Herpes viruses cultivated from different cell lines display distinct biological properties, research reveals

Matthew Taylor likened his recently published work alongside doctoral student Gary Dunn to kicking over a rock. Once the discovery was made, it was time to see what lay beneath.

Taylor, an associate professor in Montana State University’s Department of Microbiology and Cell Biology, has studied the replication and infection mechanisms of herpes viruses for more than a decade. Dunn, now a postdoctoral researcher at the University of Idaho, was in the midst of his doctoral work in Taylor’s lab when he realized something: Herpes viruses cultivated using one kind of host cell—known as a producer cell—exhibited differences from the same virus cultivated with a different producer cell.

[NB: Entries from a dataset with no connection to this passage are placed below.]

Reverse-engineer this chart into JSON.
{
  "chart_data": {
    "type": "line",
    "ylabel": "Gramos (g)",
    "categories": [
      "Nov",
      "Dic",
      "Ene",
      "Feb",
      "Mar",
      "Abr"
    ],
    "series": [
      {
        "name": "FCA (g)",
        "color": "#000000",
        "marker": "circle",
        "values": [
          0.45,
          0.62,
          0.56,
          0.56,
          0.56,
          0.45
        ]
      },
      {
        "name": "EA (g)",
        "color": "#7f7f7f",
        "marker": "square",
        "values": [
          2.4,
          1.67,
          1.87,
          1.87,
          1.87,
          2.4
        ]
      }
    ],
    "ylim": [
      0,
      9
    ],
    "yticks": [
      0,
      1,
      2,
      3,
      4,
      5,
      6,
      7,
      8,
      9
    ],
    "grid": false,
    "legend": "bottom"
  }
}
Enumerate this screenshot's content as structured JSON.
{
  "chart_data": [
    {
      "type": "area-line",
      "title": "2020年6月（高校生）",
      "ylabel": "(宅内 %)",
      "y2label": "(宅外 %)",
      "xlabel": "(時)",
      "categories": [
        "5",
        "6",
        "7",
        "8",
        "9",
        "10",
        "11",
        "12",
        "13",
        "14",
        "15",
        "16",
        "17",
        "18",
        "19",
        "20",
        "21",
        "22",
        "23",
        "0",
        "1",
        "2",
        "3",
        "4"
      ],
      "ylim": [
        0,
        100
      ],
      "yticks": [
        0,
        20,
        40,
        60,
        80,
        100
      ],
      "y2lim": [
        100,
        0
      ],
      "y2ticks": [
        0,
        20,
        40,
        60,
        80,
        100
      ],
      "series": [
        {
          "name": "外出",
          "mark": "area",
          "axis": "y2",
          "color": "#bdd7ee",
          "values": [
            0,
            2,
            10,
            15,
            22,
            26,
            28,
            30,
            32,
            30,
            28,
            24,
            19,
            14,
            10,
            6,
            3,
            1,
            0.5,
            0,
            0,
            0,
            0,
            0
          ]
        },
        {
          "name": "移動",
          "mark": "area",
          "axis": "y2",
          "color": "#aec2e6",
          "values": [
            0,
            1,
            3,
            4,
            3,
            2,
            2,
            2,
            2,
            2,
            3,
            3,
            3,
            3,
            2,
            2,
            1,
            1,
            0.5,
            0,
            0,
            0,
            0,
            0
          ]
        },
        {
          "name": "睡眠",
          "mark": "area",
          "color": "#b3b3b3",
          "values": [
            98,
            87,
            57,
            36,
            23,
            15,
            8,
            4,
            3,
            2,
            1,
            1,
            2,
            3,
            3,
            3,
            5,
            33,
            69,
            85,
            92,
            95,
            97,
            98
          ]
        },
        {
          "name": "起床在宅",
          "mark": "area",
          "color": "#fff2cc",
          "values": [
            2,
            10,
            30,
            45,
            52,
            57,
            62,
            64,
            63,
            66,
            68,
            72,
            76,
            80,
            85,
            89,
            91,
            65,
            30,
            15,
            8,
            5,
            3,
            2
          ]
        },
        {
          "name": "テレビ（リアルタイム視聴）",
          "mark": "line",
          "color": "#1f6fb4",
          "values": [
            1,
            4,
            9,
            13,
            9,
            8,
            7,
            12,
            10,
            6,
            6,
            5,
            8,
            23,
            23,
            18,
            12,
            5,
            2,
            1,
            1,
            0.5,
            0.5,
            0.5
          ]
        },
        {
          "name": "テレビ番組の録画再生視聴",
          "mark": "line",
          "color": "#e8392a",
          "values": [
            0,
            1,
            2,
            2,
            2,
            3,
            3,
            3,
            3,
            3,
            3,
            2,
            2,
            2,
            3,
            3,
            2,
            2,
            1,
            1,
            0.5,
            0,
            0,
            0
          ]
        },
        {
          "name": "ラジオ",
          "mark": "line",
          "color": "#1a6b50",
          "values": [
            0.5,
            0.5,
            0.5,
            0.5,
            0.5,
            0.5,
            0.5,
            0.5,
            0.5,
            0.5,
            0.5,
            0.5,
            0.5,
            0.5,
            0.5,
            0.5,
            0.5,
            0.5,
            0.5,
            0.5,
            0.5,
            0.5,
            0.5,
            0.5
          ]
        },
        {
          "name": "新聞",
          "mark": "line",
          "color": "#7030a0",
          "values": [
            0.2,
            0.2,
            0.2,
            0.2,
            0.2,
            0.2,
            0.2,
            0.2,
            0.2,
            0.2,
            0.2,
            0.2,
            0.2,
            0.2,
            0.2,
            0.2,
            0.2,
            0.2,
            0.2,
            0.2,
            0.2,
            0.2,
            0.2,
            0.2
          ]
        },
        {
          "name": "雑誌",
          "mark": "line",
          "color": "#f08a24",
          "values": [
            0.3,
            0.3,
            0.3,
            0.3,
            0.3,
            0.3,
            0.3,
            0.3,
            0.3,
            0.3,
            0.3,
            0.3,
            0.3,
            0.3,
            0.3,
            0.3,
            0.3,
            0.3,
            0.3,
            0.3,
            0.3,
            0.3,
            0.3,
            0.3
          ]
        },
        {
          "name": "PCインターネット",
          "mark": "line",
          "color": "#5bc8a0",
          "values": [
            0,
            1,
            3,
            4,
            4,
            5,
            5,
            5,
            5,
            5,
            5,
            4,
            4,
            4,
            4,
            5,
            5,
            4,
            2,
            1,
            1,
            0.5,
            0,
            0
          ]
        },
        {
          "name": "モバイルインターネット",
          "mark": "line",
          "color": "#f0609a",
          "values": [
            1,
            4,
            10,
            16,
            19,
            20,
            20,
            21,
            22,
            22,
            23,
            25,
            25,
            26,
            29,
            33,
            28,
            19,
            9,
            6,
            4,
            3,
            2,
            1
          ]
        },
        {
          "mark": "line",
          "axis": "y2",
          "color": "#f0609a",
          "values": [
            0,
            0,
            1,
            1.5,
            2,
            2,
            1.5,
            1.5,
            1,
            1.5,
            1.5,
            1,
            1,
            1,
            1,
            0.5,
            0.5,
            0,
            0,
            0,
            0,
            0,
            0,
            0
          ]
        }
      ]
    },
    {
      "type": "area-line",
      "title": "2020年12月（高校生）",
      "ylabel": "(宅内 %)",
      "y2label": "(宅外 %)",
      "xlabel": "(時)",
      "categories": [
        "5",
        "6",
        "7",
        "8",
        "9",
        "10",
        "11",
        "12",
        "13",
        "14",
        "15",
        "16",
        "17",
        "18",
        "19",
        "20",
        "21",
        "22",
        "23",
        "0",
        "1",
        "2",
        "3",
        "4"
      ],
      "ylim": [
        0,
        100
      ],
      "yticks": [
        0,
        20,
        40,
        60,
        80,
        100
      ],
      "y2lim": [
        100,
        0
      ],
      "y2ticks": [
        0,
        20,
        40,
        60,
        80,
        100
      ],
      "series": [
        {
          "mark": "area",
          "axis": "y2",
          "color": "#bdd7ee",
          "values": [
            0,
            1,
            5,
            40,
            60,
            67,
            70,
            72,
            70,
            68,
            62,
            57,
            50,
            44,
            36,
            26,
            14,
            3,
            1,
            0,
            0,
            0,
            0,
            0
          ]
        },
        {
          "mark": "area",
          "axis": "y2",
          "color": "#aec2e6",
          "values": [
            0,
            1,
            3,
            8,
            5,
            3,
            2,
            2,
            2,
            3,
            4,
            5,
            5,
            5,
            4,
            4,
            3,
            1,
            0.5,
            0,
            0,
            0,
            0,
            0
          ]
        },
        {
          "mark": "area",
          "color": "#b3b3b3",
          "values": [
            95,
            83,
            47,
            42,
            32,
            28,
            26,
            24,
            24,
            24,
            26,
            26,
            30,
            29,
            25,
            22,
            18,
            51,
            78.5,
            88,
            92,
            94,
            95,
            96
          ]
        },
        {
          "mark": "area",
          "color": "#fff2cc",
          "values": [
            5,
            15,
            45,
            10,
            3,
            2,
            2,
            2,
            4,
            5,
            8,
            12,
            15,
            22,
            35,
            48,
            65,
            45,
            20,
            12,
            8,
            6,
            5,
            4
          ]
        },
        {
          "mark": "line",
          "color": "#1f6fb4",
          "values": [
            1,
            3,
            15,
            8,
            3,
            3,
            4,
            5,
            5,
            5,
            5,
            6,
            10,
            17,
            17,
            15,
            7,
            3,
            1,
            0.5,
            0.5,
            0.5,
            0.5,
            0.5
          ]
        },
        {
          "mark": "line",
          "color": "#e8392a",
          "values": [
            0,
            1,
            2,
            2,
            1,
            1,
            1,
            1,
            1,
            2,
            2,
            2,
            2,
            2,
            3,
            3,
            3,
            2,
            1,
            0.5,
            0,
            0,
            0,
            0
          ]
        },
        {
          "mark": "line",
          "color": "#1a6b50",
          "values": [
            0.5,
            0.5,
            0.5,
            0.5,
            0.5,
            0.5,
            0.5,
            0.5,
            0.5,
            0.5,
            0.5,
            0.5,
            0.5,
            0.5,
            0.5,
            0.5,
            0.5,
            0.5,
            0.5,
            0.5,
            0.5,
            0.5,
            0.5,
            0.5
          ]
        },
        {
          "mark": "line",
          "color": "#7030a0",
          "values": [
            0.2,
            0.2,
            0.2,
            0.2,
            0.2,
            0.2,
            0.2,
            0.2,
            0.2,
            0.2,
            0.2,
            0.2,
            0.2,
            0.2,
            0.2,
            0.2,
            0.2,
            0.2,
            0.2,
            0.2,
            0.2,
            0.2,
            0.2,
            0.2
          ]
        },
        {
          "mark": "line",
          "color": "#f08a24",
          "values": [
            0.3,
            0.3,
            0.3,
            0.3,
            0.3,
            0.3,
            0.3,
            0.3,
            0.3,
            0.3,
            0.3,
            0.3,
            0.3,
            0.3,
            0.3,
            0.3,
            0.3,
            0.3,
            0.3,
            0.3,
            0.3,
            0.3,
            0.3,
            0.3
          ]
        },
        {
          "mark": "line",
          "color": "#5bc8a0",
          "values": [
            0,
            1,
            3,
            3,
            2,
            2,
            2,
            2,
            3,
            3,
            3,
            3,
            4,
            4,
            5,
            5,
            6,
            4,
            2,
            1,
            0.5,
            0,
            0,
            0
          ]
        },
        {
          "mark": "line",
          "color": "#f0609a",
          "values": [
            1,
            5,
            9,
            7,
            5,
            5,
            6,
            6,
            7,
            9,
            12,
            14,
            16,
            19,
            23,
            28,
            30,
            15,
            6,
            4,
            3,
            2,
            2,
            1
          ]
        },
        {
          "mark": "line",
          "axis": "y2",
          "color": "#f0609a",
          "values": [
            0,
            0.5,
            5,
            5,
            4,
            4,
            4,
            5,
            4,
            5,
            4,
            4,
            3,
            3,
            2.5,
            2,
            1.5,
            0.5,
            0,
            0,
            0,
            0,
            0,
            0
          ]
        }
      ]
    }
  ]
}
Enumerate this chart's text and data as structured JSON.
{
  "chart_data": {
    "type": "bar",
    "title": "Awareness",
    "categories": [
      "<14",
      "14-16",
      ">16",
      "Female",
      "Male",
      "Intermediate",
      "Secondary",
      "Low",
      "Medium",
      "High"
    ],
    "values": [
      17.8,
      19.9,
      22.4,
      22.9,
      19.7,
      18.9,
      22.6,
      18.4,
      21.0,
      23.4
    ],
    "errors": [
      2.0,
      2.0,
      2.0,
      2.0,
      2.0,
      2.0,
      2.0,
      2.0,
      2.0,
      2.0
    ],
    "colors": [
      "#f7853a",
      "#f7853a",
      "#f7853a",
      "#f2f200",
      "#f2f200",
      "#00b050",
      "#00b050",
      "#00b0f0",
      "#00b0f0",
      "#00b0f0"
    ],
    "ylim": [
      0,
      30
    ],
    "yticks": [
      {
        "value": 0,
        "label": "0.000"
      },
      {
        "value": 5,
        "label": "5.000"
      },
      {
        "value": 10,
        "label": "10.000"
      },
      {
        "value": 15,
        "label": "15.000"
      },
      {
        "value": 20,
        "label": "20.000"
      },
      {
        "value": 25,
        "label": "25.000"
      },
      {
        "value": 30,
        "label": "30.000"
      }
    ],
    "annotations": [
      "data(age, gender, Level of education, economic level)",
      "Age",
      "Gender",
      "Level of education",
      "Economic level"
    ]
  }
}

It was a seemingly small discrepancy with potentially potent ripple effects: How might those differences affect a virus’s ability to infect its host, or its susceptibility to treatment? Scientists have used a variety of established cell lines—producer cells that allow for easily repeatable experiments—for decades, so Dunn and Taylor were examining the very foundation of the field.

“This project is very fundamental virology. It speaks to many of the things we had to do at the very beginning,” said Taylor. “We wanted a propagated virus, so in the 1950s scientists grabbed a cell line which was effective. We have 70 years of development now, and I think as a modern virologist, we constantly need to ask, are these the right ways?”

Herpes viruses are hugely common all over the world, causing everything from cold sores and chicken pox to shingles and genital herpes. It is estimated that roughly 70% of the world’s population carries herpes simplex virus 1 (HSV-1). For many, the virus causes mild symptoms that resolve quickly, but for some, HSV-1 can lead to severe and lasting effects, including encephalitis (inflammation of the brain).

While the work examining producer cells is fundamental, it challenges historical paradigms of how virologists have conducted research. The findings from Dunn’s doctoral research exploring the impact of different types of producer cells on the resulting cultivated viruses is published in the Journal of Virology in an article titled “The producer cell type of HSV-1 alters the proteomic contents and infectious capacity of virions.”

When scientists study viruses, they first grow the virus by infecting producer cells in a lab setting. This gives the virus a host that it uses to replicate itself, allowing researchers to observe that process and the mechanisms viruses use to infect their hosts.

There are many producer cell lines that scientists use based on the goals of their research, Taylor said, most of which were cultivated several decades ago. Those different lines allow scientists to study how viruses replicate on everything from lung cells to kidney cells and even in blood cells.

Dunn’s work is some of the first to establish that different producer cells lead to differences in the resulting viruses. He noticed that some cultivated viruses had different protein compositions and activated different genes during the replication process. Even slight differences, he said, could have downstream impacts on how viruses establish infection and respond to medical intervention.

“Clinically, if you understand that the cell type that’s being used to produce a virus can change its composition and other interactions that are taking place, you can start targeting different components of the virus that might be more relevant,” Dunn said. “If you’re talking about a virus derived from one cell type that’s causing differences in protein composition, maybe you could inhibit those interactions, which could lead to new options in treatment.”

Continuing to explore the differences among viruses cultivated with various cell lines could also guide studies into how viruses move through different parts of the body. A virus may replicate differently in a lung than it does in a kidney, and that may also influence how it is spread from person to person.

“The viral genome encodes its own proteins to duplicate itself, but there’s a lot more to it than that,” Dunn said. “It takes up cellular components of its host as well, and that incorporation of cellular components into viruses is more of a recent point of emphasis in virology. You have hundreds of different cell types in your body, not to mention all the cell types available for research. You could really make a career out of this kind of research.”

Understanding and cataloging the differences that emerge when different types of producer cells are used will guide future research in Taylor’s lab. Now that the rock has been kicked over, it’s time to explore what’s underneath. Scientists in the 1950s used the best cell lines they knew, and Taylor hopes today’s scientists can do better research based on better knowledge.

“That’s part of the scientific principle. You do the best experiments you can at the time, and when new experiments come along, and the data comes along, we need to be open to those ideas,” he said. “Science is a living thing, and this work is a great example of that.”